O n.º 1 do art.º 21.º estabelece, no âmbito da “não discriminação”, estabelece que “é proibida a discriminação em razão,
designadamente, do sexo, raça, cor ou origem étnica ou social, caraterísticas
genéticas, língua, religião ou convicções, opiniões políticas ou outras,
pertença a uma minoria nacional, riqueza, nascimento, deficiência, idade ou
orientação sexual”.
E
o n.º 1 do art.º 52.º, no “âmbito e interpretação dos direitos e dos princípios”,
estipula que “qualquer restrição ao
exercício dos direitos e liberdades reconhecidos pela presente Carta deve ser
prevista por lei e respeitar o conteúdo essencial desses direitos e liberdades”
e que, “na observância do princípio da
proporcionalidade, essas restrições só podem ser introduzidas se forem
necessárias e corresponderem efetivamente a objetivos de interesse geral
reconhecidos pela União ou à necessidade de proteção dos direitos e liberdades
de terceiros”.
Sempre tive dúvidas sobre se a liberdade de expressão e a liberdade de imprensa são direitos absolutos ou que se sobreponham a outros direitos, liberdades e garantias. Mesmo assim, penso que o legislador húngaro exorbita em proibir a circulação de livros e filmes de referência LGBT, por acessíveis só a quem o quiser.
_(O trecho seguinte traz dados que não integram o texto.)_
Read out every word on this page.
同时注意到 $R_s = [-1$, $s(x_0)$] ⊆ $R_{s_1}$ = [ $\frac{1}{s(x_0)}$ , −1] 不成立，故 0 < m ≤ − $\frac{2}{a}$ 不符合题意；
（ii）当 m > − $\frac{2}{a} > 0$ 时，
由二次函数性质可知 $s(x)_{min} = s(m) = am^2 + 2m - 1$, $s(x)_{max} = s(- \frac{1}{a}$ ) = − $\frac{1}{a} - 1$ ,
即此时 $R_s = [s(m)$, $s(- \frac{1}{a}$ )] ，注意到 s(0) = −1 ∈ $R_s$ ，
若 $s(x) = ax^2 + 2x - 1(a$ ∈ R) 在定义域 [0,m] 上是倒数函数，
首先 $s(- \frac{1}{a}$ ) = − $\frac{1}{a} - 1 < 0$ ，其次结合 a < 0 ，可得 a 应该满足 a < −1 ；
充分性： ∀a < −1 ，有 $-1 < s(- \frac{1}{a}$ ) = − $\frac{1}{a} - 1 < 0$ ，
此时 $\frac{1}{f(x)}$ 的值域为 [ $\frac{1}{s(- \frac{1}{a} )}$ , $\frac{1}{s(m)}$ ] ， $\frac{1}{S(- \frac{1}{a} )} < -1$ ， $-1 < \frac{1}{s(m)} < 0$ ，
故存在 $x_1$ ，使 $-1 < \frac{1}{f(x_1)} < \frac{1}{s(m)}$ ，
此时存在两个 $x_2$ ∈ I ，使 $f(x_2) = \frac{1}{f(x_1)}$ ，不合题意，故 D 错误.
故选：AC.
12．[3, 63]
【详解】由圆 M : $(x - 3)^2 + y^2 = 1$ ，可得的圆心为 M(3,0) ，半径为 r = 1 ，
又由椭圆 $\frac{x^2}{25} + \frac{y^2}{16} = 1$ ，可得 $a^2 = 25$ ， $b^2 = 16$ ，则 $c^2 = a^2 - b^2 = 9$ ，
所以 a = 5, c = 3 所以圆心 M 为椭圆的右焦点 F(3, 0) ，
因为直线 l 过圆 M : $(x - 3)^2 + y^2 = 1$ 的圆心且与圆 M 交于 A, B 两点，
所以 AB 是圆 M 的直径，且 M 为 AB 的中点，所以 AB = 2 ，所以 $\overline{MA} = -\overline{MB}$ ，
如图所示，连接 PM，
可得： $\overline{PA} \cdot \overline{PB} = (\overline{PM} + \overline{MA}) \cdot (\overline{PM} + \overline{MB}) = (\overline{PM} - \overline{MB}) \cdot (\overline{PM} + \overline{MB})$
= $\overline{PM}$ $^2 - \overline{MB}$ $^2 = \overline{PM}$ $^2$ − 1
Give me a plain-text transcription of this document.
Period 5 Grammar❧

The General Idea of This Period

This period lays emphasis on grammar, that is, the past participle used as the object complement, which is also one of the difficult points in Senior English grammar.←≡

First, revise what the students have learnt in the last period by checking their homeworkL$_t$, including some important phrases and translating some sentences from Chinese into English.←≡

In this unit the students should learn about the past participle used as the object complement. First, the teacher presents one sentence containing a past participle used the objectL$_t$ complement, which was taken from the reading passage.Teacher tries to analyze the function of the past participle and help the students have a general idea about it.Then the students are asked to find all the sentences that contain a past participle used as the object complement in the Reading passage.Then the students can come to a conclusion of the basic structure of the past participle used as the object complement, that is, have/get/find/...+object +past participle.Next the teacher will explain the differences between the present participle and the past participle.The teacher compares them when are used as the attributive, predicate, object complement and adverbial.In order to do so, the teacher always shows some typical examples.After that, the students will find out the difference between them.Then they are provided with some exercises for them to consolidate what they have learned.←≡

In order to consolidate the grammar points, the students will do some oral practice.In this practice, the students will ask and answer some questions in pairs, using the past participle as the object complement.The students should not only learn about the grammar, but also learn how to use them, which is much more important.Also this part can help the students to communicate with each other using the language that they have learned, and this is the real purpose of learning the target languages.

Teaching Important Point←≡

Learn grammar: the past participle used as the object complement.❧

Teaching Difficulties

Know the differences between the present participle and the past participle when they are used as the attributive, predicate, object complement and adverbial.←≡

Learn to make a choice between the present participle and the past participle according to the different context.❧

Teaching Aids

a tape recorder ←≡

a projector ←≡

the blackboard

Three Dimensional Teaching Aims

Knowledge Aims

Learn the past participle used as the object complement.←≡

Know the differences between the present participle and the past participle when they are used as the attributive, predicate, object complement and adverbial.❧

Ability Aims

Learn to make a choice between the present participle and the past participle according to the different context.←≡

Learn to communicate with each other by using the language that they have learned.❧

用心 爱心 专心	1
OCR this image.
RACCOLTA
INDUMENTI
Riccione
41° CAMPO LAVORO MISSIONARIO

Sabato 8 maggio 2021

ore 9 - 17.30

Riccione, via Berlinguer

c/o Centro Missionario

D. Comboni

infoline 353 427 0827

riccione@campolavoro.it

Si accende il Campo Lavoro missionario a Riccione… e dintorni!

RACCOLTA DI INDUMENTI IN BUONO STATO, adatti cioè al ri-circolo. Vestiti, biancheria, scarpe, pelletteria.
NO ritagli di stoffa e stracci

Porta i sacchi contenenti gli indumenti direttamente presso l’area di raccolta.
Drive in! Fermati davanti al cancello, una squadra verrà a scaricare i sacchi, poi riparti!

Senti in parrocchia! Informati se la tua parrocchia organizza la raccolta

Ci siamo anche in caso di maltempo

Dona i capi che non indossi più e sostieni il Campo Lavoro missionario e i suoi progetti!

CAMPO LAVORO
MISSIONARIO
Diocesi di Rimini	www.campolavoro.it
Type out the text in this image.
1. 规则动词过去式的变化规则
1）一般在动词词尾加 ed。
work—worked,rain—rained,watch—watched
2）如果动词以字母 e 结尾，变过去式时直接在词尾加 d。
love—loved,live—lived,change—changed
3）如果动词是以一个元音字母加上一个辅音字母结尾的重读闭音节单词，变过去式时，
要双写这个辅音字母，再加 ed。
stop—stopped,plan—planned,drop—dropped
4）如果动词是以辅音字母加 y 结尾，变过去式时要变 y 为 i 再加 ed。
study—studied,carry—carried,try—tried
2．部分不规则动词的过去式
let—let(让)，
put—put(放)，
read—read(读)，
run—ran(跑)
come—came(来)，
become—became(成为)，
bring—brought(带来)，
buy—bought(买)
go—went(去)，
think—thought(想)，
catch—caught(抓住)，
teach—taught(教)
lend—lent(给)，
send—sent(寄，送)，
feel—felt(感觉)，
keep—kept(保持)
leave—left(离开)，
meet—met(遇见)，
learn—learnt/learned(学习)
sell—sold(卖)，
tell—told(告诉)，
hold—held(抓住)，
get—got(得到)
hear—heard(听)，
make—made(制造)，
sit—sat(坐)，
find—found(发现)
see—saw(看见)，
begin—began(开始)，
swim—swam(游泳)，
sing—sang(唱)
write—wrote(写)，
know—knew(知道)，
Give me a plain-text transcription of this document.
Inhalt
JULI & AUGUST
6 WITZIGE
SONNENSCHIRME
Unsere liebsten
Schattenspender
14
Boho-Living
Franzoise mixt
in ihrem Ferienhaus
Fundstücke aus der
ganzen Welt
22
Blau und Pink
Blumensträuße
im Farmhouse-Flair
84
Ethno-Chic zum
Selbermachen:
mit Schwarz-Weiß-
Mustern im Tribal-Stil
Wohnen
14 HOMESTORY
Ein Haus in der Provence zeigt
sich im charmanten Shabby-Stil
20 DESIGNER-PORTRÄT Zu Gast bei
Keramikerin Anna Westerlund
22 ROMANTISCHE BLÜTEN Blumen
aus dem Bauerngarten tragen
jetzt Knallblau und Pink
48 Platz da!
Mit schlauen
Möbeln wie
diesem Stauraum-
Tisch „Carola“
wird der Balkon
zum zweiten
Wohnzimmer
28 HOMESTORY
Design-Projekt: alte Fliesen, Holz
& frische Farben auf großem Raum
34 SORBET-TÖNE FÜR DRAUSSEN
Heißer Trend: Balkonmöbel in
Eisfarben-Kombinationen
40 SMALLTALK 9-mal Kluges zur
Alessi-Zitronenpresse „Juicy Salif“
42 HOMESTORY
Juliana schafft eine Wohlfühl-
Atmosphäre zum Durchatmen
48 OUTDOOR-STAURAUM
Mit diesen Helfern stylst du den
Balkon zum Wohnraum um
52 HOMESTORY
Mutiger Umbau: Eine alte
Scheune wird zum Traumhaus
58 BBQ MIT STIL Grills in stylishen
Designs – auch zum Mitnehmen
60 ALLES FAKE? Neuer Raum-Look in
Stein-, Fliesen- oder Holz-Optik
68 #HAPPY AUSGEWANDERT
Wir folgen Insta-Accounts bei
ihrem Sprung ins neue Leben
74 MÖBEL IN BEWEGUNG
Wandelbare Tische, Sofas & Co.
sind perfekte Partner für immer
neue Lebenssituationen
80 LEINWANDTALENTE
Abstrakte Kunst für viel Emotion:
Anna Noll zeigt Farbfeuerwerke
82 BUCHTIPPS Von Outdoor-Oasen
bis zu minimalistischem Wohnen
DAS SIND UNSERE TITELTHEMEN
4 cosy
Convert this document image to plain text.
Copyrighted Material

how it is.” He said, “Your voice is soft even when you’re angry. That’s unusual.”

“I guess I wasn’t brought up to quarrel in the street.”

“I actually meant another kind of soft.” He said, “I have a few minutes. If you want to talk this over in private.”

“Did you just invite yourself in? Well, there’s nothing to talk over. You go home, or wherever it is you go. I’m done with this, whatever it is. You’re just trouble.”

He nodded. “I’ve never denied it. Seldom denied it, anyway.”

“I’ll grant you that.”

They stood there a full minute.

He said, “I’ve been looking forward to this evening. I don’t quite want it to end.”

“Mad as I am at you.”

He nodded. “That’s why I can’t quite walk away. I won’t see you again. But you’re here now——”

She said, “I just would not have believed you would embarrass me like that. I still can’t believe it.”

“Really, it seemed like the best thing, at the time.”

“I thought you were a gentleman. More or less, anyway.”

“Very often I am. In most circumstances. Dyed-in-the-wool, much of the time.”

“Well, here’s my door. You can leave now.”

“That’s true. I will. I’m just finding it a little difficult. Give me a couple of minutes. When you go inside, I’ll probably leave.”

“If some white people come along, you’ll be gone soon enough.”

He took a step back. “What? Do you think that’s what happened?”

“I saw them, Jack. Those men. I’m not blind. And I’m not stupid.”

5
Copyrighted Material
Já se lhe reconhecerá o direito de, face ao art.º 52.º restringir a representação e a promoção da homossexualidade no espaço público (e fê-lo por lei), já que as legislações nacionais soem acautelar e até criminalizar a exibição sexual e a importunação sexual pública ou privada (se intempestiva) mesmo entre heterossexuais. Porém, não podem os poderes impedir ou limitar o acesso ao emprego ou permanência nele a quem quer que seja.
Penso,
sem invocar qualquer moralismo, que a UEFA agiu bem em não autorizar a iluminação
do estádio com as cores do arco-íris. Com efeito, embora os Estados não devam
proceder a discriminações, um evento desportivo congregador de tendências e
vontades não deve tomar partido – e aí saúda-se a neutralidade circunstancial da
presidência portuguesa da UE. O estádio pode ter as cores do clube habitualmente
anfitrião, do município, do país ou da UEFA. Por outro lado, o respeito pelos
grupos minoritários não lhes permite a sobreposição ao ver, sentir e pensar das
maiorias. E, enquanto a igualdade de género é conquista humana dos tempos,
inscrita nas constituições democráticas e na CDFUE (art.º 23.º), a identidade de género não tem
suporte inequívoco na ciência nem na CDFUE.